LaBute breaks into the Rialto club with “Reasons to Be Pretty,” (February at a theater to be announced), which reflects on the national obsession with physical beauty through the prism of two broken blue-collar relationships.

Movies being retooled as musicals are a regular Broadway staple, but screen titles morphing into plays have been more of a U.K. trend. This season, however, has two film classics being overhauled for the stage: MTC’s “To Be or Not to Be,” about a theater troupe in late-’30s Poland under the German invasion, opening Oct. 2 at the Biltmore; and in the fall at an undetermined theater, a reworking of 1967’s “Guess Who’s Coming to Dinner,” about a seemingly liberal-minded couple confronted with race issues when their daughter brings home her black fiance.

Adding more star names to the mix, Jeremy Irons and Joan Allen team in Michael Jacobs’ romantic drama about two jaded souls coming together, “Impressionism,” set for spring, when while Carrie Fisher also is skedded to bring her autobiographical solo show “Wishful Drinking” to Broadway.

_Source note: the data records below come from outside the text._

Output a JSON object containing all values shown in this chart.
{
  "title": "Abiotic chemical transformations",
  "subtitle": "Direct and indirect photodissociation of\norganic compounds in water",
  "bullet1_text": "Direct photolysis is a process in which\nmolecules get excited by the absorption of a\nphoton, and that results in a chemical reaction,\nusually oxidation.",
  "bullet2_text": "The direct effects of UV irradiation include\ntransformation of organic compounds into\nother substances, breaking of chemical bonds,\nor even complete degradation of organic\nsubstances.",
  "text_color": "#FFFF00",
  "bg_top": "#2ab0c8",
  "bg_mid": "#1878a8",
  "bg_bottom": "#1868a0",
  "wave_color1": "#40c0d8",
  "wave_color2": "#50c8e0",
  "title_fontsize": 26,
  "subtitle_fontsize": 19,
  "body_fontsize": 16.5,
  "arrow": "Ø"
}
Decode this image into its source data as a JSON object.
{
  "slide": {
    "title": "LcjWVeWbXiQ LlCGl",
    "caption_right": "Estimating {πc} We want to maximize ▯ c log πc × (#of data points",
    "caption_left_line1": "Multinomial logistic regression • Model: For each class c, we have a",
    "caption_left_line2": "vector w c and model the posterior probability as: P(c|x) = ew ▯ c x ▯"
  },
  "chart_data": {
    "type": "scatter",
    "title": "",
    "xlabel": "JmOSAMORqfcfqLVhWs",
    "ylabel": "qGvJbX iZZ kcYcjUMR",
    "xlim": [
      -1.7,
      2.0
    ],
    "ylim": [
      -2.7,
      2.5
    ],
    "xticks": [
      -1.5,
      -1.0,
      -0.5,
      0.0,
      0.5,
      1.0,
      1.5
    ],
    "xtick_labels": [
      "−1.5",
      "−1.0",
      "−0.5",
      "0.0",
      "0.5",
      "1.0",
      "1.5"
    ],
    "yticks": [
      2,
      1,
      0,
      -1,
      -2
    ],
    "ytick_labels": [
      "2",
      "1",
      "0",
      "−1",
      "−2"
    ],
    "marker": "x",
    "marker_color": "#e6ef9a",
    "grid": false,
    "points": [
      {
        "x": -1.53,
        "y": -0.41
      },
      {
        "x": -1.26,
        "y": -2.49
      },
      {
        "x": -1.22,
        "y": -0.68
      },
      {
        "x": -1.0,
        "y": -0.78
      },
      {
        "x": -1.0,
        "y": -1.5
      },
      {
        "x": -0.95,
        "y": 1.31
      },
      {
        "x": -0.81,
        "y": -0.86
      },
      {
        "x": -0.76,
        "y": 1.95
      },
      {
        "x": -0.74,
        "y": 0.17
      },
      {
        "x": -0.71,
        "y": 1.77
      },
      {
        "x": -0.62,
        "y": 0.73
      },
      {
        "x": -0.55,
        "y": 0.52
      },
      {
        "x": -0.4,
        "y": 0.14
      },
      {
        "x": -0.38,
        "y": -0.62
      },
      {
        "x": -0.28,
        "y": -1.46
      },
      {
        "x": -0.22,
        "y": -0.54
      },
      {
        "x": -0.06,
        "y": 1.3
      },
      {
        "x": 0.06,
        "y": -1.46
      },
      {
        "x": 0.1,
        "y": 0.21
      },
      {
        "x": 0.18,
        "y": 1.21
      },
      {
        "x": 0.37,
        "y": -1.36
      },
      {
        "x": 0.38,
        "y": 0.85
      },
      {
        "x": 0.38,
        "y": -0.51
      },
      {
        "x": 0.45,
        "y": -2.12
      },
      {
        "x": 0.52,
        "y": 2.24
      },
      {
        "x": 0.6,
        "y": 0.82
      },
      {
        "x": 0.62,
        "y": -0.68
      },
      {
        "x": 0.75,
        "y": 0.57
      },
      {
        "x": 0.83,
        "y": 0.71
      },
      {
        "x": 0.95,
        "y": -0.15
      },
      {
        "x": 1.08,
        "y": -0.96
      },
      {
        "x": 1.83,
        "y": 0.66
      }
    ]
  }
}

The season slate is suffic
iently crowded to suggest a healthy outlook, but the economic downturn nonetheless is already stacking up casualties.

In some cases due to creative or technical glitches but mostly because of retreating backers, previously announced Broadway-bound productions of new musicals “Angels” and “Nice Work If You Can Get It,” plus revivals of “Godspell,” “Brigadoon” and Ntozake Shange’s 1976 play “For Colored Girls Who Have Considered Suicide When the Rainbow is Enuf” all have been postponed or withdrawn.